For other insurance professionals, the wildfires in California hit a little too close to home.

“My home luckily is not considered in a high hazard wildfire zone, but I’ve driven by lots of fires in the last three years on my way to work,” said Reiner Braun (pictured above), senior managing director of the national property practice for Beecher Carlson (a Brown & Brown company). “An entire vineyard burned to the ground – a very, very complex claim and that happened just a couple of miles away from where I work.”

When it comes to the insurance industry and modeling companies, Braun says that the risk of wildfires and how fast they can spread has been “completely underestimated.”

“It’s the climate, it’s the dry environment, and these winds that just spread the fire rapidly, and that has not been anticipated,” he explained. “Previously, wildfires were not even talked about. Wildfires were considered a secondary peril in insurance.”

While flood, windstorm, and earthquake coverage were top of mind on the west coast, severe wildfire losses were not thought to be an issue. As a result, said Braun, “We have seen insurers that would give you hundreds of millions in coverage and limits, and we have seen those collapse down to a mere few million dollars, so where it would take one insurer giving you, for example, $600-$700 million in limit, they would now write maybe $25 million.”

Read more: Are we entering a hard market due to increasing cost of natural disasters?

The reason why capacity has been so constricted is because of the lack of reinsurance that these insurers are getting for this peril, according to Braun.

“The reinsurance market really has been hit the hardest, and I would even say go one step further – it’s the retrocession market, so the reinsurers of the reinsurers that have held the brunt of these losses, these mega-losses, because they were so large that they blew through some of the treaties that these insurers had purchased,” he said. “People had underestimated what damage a single fire can do, so there is definitely a crisis.”

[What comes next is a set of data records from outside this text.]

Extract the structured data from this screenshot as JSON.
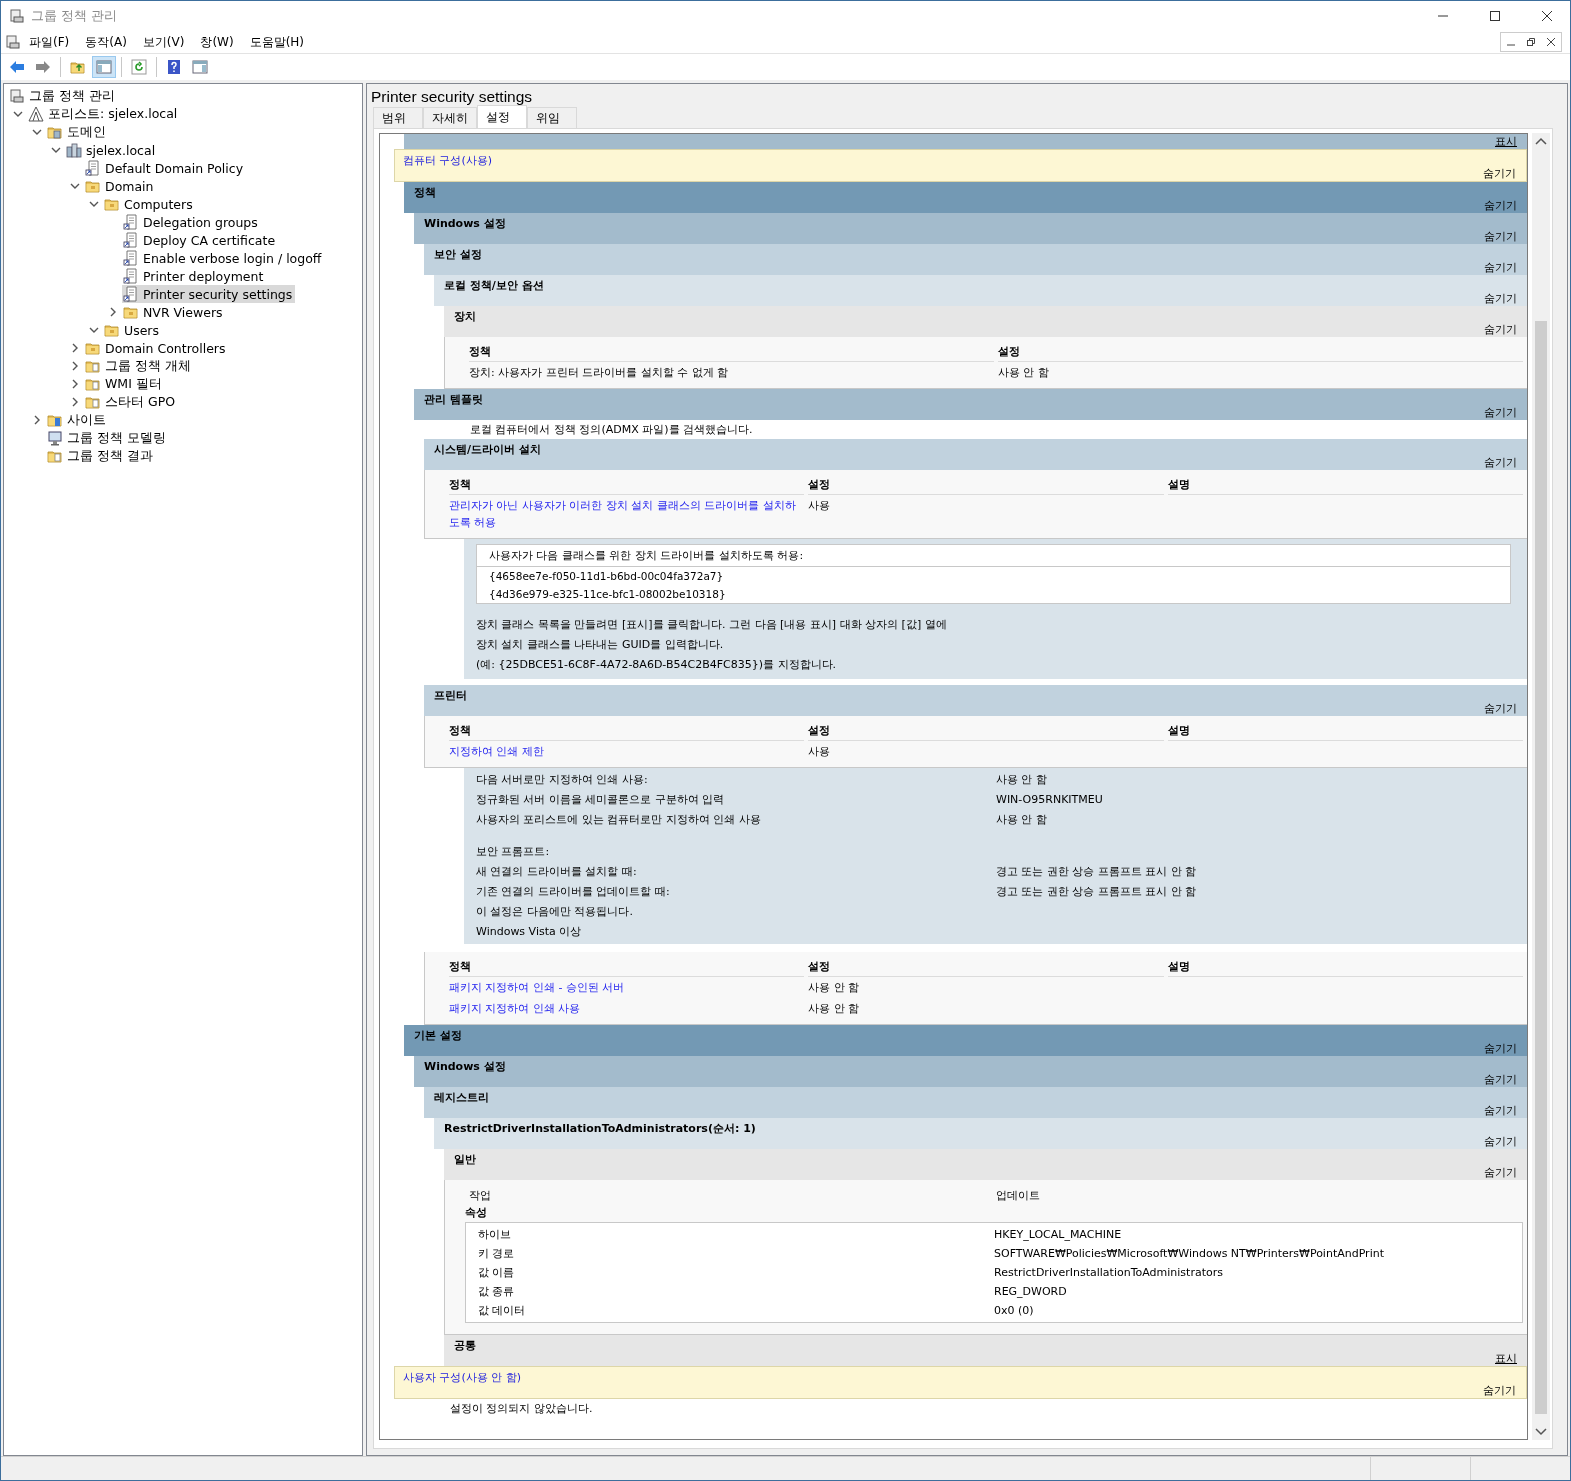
{
  "window": {
    "title": "그룹 정책 관리"
  },
  "menu": [
    "파일(F)",
    "동작(A)",
    "보기(V)",
    "창(W)",
    "도움말(H)"
  ],
  "toolbar": {
    "console_tree_on": true
  },
  "tree": {
    "root": {
      "label": "그룹 정책 관리",
      "selected": false
    },
    "items": [
      {
        "label": "포리스트: sjelex.local",
        "kind": "forest",
        "expanded": true,
        "selected": false,
        "children": [
          {
            "label": "도메인",
            "kind": "domains",
            "expanded": true,
            "selected": false,
            "children": [
              {
                "label": "sjelex.local",
                "kind": "domain",
                "expanded": true,
                "selected": false,
                "children": [
                  {
                    "label": "Default Domain Policy",
                    "kind": "gpo-link",
                    "selected": false
                  },
                  {
                    "label": "Domain",
                    "kind": "ou",
                    "expanded": true,
                    "selected": false,
                    "children": [
                      {
                        "label": "Computers",
                        "kind": "ou",
                        "expanded": true,
                        "selected": false,
                        "children": [
                          {
                            "label": "Delegation groups",
                            "kind": "gpo-link",
                            "selected": false
                          },
                          {
                            "label": "Deploy CA certificate",
                            "kind": "gpo-link",
                            "selected": false
                          },
                          {
                            "label": "Enable verbose login / logoff",
                            "kind": "gpo-link",
                            "selected": false
                          },
                          {
                            "label": "Printer deployment",
                            "kind": "gpo-link",
                            "selected": false
                          },
                          {
                            "label": "Printer security settings",
                            "kind": "gpo-link",
                            "selected": true
                          },
                          {
                            "label": "NVR Viewers",
                            "kind": "ou",
                            "expanded": false,
                            "selected": false
                          }
                        ]
                      },
                      {
                        "label": "Users",
                        "kind": "ou",
                        "expanded": true,
                        "selected": false
                      }
                    ]
                  },
                  {
                    "label": "Domain Controllers",
                    "kind": "ou",
                    "expanded": false,
                    "selected": false
                  },
                  {
                    "label": "그룹 정책 개체",
                    "kind": "gpo-folder",
                    "expanded": false,
                    "selected": false
                  },
                  {
                    "label": "WMI 필터",
                    "kind": "wmi-folder",
                    "expanded": false,
                    "selected": false
                  },
                  {
                    "label": "스타터 GPO",
                    "kind": "starter-folder",
                    "expanded": false,
                    "selected": false
                  }
                ]
              }
            ]
          },
          {
            "label": "사이트",
            "kind": "sites",
            "expanded": false,
            "selected": false
          },
          {
            "label": "그룹 정책 모델링",
            "kind": "modeling",
            "selected": false
          },
          {
            "label": "그룹 정책 결과",
            "kind": "results",
            "selected": false
          }
        ]
      }
    ]
  },
  "pane": {
    "title": "Printer security settings",
    "tabs": [
      {
        "label": "범위",
        "selected": false
      },
      {
        "label": "자세히",
        "selected": false
      },
      {
        "label": "설정",
        "selected": true
      },
      {
        "label": "위임",
        "selected": false
      }
    ]
  },
  "report": {
    "top_band": {
      "action": "표시"
    },
    "sections": [
      {
        "kind": "config",
        "title": "컴퓨터 구성(사용)",
        "action": "숨기기",
        "expanded": true,
        "children": [
          {
            "kind": "heading",
            "title": "정책",
            "action": "숨기기",
            "expanded": true,
            "children": [
              {
                "kind": "heading",
                "title": "Windows 설정",
                "action": "숨기기",
                "expanded": true,
                "children": [
                  {
                    "kind": "heading",
                    "title": "보안 설정",
                    "action": "숨기기",
                    "expanded": true,
                    "children": [
                      {
                        "kind": "heading",
                        "title": "로컬 정책/보안 옵션",
                        "action": "숨기기",
                        "expanded": true,
                        "children": [
                          {
                            "kind": "heading",
                            "title": "장치",
                            "action": "숨기기",
                            "expanded": true,
                            "children": [
                              {
                                "kind": "table",
                                "columns": [
                                  "정책",
                                  "설정"
                                ],
                                "rows": [
                                  {
                                    "link": false,
                                    "cells": [
                                      "장치: 사용자가 프린터 드라이버를 설치할 수 없게 함",
                                      "사용 안 함"
                                    ]
                                  }
                                ]
                              }
                            ]
                          }
                        ]
                      }
                    ]
                  }
                ]
              },
              {
                "kind": "heading",
                "title": "관리 템플릿",
                "action": "숨기기",
                "expanded": true,
                "children": [
                  {
                    "kind": "note",
                    "text": "로컬 컴퓨터에서 정책 정의(ADMX 파일)를 검색했습니다."
                  },
                  {
                    "kind": "heading",
                    "title": "시스템/드라이버 설치",
                    "action": "숨기기",
                    "expanded": true,
                    "children": [
                      {
                        "kind": "table",
                        "columns": [
                          "정책",
                          "설정",
                          "설명"
                        ],
                        "rows": [
                          {
                            "link": true,
                            "cells": [
                              "관리자가 아닌 사용자가 이러한 장치 설치 클래스의 드라이버를 설치하도록 허용",
                              "사용"
                            ]
                          }
                        ]
                      },
                      {
                        "kind": "detail",
                        "list_title": "사용자가 다음 클래스를 위한 장치 드라이버를 설치하도록 허용:",
                        "list_items": [
                          "{4658ee7e-f050-11d1-b6bd-00c04fa372a7}",
                          "{4d36e979-e325-11ce-bfc1-08002be10318}"
                        ],
                        "lines": [
                          "장치 클래스 목록을 만들려면 [표시]를 클릭합니다. 그런 다음 [내용 표시] 대화 상자의 [값] 열에",
                          "장치 설치 클래스를 나타내는 GUID를 입력합니다.",
                          "(예: {25DBCE51-6C8F-4A72-8A6D-B54C2B4FC835})를 지정합니다."
                        ]
                      }
                    ]
                  },
                  {
                    "kind": "heading",
                    "title": "프린터",
                    "action": "숨기기",
                    "expanded": true,
                    "children": [
                      {
                        "kind": "table",
                        "columns": [
                          "정책",
                          "설정",
                          "설명"
                        ],
                        "rows": [
                          {
                            "link": true,
                            "cells": [
                              "지정하여 인쇄 제한",
                              "사용"
                            ]
                          }
                        ]
                      },
                      {
                        "kind": "pairs",
                        "groups": [
                          [
                            {
                              "label": "다음 서버로만 지정하여 인쇄 사용:",
                              "value": "사용 안 함"
                            },
                            {
                              "label": "정규화된 서버 이름을 세미콜론으로 구분하여 입력",
                              "value": "WIN-O95RNKITMEU"
                            },
                            {
                              "label": "사용자의 포리스트에 있는 컴퓨터로만 지정하여 인쇄 사용",
                              "value": "사용 안 함"
                            }
                          ],
                          [
                            {
                              "label": "보안 프롬프트:"
                            },
                            {
                              "label": "새 연결의 드라이버를 설치할 때:",
                              "value": "경고 또는 권한 상승 프롬프트 표시 안 함"
                            },
                            {
                              "label": "기존 연결의 드라이버를 업데이트할 때:",
                              "value": "경고 또는 권한 상승 프롬프트 표시 안 함"
                            },
                            {
                              "label": "이 설정은 다음에만 적용됩니다."
                            },
                            {
                              "label": "Windows Vista 이상"
                            }
                          ]
                        ]
                      },
                      {
                        "kind": "table",
                        "columns": [
                          "정책",
                          "설정",
                          "설명"
                        ],
                        "rows": [
                          {
                            "link": true,
                            "cells": [
                              "패키지 지정하여 인쇄 - 승인된 서버",
                              "사용 안 함"
                            ]
                          },
                          {
                            "link": true,
                            "cells": [
                              "패키지 지정하여 인쇄 사용",
                              "사용 안 함"
                            ]
                          }
                        ]
                      }
                    ]
                  }
                ]
              }
            ]
          },
          {
            "kind": "heading",
            "title": "기본 설정",
            "action": "숨기기",
            "expanded": true,
            "children": [
              {
                "kind": "heading",
                "title": "Windows 설정",
                "action": "숨기기",
                "expanded": true,
                "children": [
                  {
                    "kind": "heading",
                    "title": "레지스트리",
                    "action": "숨기기",
                    "expanded": true,
                    "children": [
                      {
                        "kind": "heading",
                        "title": "RestrictDriverInstallationToAdministrators(순서: 1)",
                        "action": "숨기기",
                        "expanded": true,
                        "children": [
                          {
                            "kind": "heading",
                            "title": "일반",
                            "action": "숨기기",
                            "expanded": true,
                            "children": [
                              {
                                "kind": "properties",
                                "action_label": "작업",
                                "action_value": "업데이트",
                                "caption": "속성",
                                "rows": [
                                  {
                                    "label": "하이브",
                                    "value": "HKEY_LOCAL_MACHINE"
                                  },
                                  {
                                    "label": "키 경로",
                                    "value": "SOFTWARE₩Policies₩Microsoft₩Windows NT₩Printers₩PointAndPrint"
                                  },
                                  {
                                    "label": "값 이름",
                                    "value": "RestrictDriverInstallationToAdministrators"
                                  },
                                  {
                                    "label": "값 종류",
                                    "value": "REG_DWORD"
                                  },
                                  {
                                    "label": "값 데이터",
                                    "value": "0x0 (0)"
                                  }
                                ]
                              }
                            ]
                          },
                          {
                            "kind": "heading",
                            "title": "공통",
                            "action": "표시",
                            "expanded": false
                          }
                        ]
                      }
                    ]
                  }
                ]
              }
            ]
          }
        ]
      },
      {
        "kind": "config",
        "title": "사용자 구성(사용 안 함)",
        "action": "숨기기",
        "expanded": true,
        "children": [
          {
            "kind": "note",
            "text": "설정이 정의되지 않았습니다."
          }
        ]
      }
    ]
  }
}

In fact, in December, California’s insurance commissioner issued a bulletin asking insurers not to non-renew homeowners that are in fire zones because of the wildfire insurance crisis. Notably, this was the first-ever state-wide non-renewal moratorium, and signalled a growing crisis for many homeowners.

“[Insurers] are very limited in increasing rates. Rates are very regulated and very political, so if they cannot raise the rates to levels that they deem appropriate, then they basically want to write less insurance to reduce their losses,” said Braun. “When these customers that now don’t have insurance want to find insurance, they go to the excess and surplus lines market, like Lloyd’s of London, and when that happens, then the rates are set freely and the rates are skyrocketing into the thousands of dollars for homeowners.”

If that option doesn’t work, then insureds can turn to the FAIR Plan, known as the insurer of last resort, which gives them very limited coverage, but that option is likewise disappearing. At the end of 2019, The Sacramento Bee reported that the FAIR Plan sued its regulator, seeking to block an order requiring the insurer to broaden its coverage after thousands of rural Californians lost their homeowners’ insurance thanks to wildfire risks.

The bottom line?

“There is insurance available, but it’s just not economical for many people,” said Braun. “And it’s not sufficient.”